Wednesday, April 18, 2012

Anxious

One week from today will mark 1 year since Mom & Dad were murdered.  No arrests have been made but I know detectives are working relentlessly on the case.  My brother Dave, Aunt Sis and I will meet with the sheriff next Wednesday.  That meeting will be followed by yet another press conference.

I am grateful that the press has kept this case before the public in Springfield, MO but it discouraging that we still have no closure.  I have found myself feeling quite anxious about the upcoming meeting.  I've had some crazy dreams off and on for the past month.  I know God is working in this tragic event but I wish I could see into the future and know the outcome.  It would certainly make trust a whole lot easier!

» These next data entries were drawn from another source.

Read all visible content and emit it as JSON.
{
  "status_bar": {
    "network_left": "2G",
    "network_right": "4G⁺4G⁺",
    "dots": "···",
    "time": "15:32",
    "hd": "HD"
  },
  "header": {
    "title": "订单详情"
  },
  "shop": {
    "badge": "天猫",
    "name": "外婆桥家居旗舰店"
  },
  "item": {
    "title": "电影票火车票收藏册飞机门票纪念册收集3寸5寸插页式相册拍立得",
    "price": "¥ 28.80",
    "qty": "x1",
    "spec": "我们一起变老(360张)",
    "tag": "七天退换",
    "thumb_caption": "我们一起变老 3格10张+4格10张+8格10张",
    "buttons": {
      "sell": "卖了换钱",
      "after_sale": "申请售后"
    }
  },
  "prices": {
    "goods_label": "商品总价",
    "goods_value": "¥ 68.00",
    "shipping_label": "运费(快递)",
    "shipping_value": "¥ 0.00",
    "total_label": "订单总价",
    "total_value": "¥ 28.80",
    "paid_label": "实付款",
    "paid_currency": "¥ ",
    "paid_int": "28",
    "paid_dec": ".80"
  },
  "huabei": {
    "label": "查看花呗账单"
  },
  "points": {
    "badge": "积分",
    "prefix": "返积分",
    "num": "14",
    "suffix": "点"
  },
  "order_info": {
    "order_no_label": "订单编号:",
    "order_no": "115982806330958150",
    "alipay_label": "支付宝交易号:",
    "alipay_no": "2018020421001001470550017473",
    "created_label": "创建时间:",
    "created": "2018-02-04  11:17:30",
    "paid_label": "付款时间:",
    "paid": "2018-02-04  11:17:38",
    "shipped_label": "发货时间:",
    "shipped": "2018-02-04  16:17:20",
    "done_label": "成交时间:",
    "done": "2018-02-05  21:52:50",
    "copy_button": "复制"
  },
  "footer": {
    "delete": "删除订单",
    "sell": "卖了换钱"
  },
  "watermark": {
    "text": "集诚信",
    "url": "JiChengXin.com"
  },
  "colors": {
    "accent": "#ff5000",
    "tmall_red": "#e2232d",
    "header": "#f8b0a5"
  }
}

I have been reading through the Bible this year and just finished the book of Job.  By God's standards and by Satan's, Job was a good man who loved the Lord.  Yet he still suffered great losses and illness.  When Job questioned God, God's basic reply was who are you to question Me, the Creator of the universe?  It does help if I keep things in perspective!

Job 42:1-6 (The Message)

Job answered God: "I'm convinced: You can do anything and everything.
   Nothing and no one can upset your plans.
You asked, 'Who is this muddying the water,
   ignorantly confusing the issue, second-guessing my purposes?'
I admit it. I was the one. I babbled on about things far beyond me,
   made small talk about wonders way over my head.
You told me, 'Listen, and let me do the talking.
   Let me ask the questions. You give the answers.'
I admit I once lived by rumors of you;
   now I have it all firsthand—from my own eyes and ears!
I'm sorry—forgive me. I'll never do that again, I promise!
   I'll never again live on crusts of hearsay, crumbs of rumor."